An aerodynamic automobile will integrate the wheel arcs and lights in its shape to have a small surface. It will be streamlined, for example it does not have sharp edges crossing the wind stream above the windshield and will feature a sort of tail called a fastback or Kammback or liftback. Note that the Aptera 2e, the Loremo, and the Volkswagen 1-litre car try to reduce the area of their back. It will have a flat and smooth floor to support the Venturi effect and produce desirable downwards aerodynamic forces. The air that rams into the engine bay, is used for cooling, combustion, and for passengers, then reaccelerated by a nozzle and then ejected under the floor. For mid and rear engines air is decelerated and pressurized in a diffuser, loses some pressure as it passes the engine bay, and fills the slipstream. These cars need a seal between the low pressure region around the wheels and the high pressure around the gearbox. They all have a closed engine bay floor. The suspension is either streamlined (Aptera) or retracted. Door handles, the antenna, and roof rails can have a streamlined shape. The side mirror can only have a round fairing as a nose. Air flow through the wheel-bays is said to increase drag (German source) though race cars need it for brake cooling and a lot of cars emit the air from the radiator into the wheel bay.
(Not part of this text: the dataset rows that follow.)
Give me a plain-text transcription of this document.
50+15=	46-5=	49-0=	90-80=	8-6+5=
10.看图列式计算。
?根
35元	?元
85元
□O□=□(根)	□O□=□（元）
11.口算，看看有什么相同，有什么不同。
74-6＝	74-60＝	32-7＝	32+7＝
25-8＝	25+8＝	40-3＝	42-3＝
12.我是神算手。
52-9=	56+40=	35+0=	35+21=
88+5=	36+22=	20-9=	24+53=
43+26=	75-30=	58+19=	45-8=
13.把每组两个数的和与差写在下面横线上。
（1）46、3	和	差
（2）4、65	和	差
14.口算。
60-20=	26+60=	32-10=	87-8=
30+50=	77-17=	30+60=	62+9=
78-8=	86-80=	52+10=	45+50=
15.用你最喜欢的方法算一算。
Automotive aerodynamics differs from aircraft aerodynamics in several ways. First, the characteristic shape of a road vehicle is much less streamlined compared to an aircraft. Second, the vehicle operates very close to the ground, rather than in free air. Third, the operating speeds are lower (and aerodynamic drag varies as the square of speed). Fourth, a ground vehicle has fewer degrees of freedom than an aircraft, and its motion is less affected by aerodynamic forces. Fifth, passenger and commercial ground vehicles have very specific design constraints such as their intended purpose, high safety standards (requiring, for example, more 'dead' structural space to act as crumple zones), and certain regulations. Roads are also much worse (smoothness, debris) than the average airstrip. Lastly, car drivers are vastly under-trained compared to pilots, and usually will not drive to maximize efficiency.
Automotive aerodynamics is studied using both computer modelling and wind tunnel testing. For the most accurate results from a wind tunnel test, the tunnel is sometimes equipped with a rolling road. This is a movable floor for the working section, which moves at the same speed as the air flow. This prevents a boundary layer forming on the floor of the working section and affecting the results. An example of such a rolling road wind tunnel is Wind Shear's Full Scale, Rolling Road, Automotive Wind Tunnel built in 2008 in Concord, North Carolina.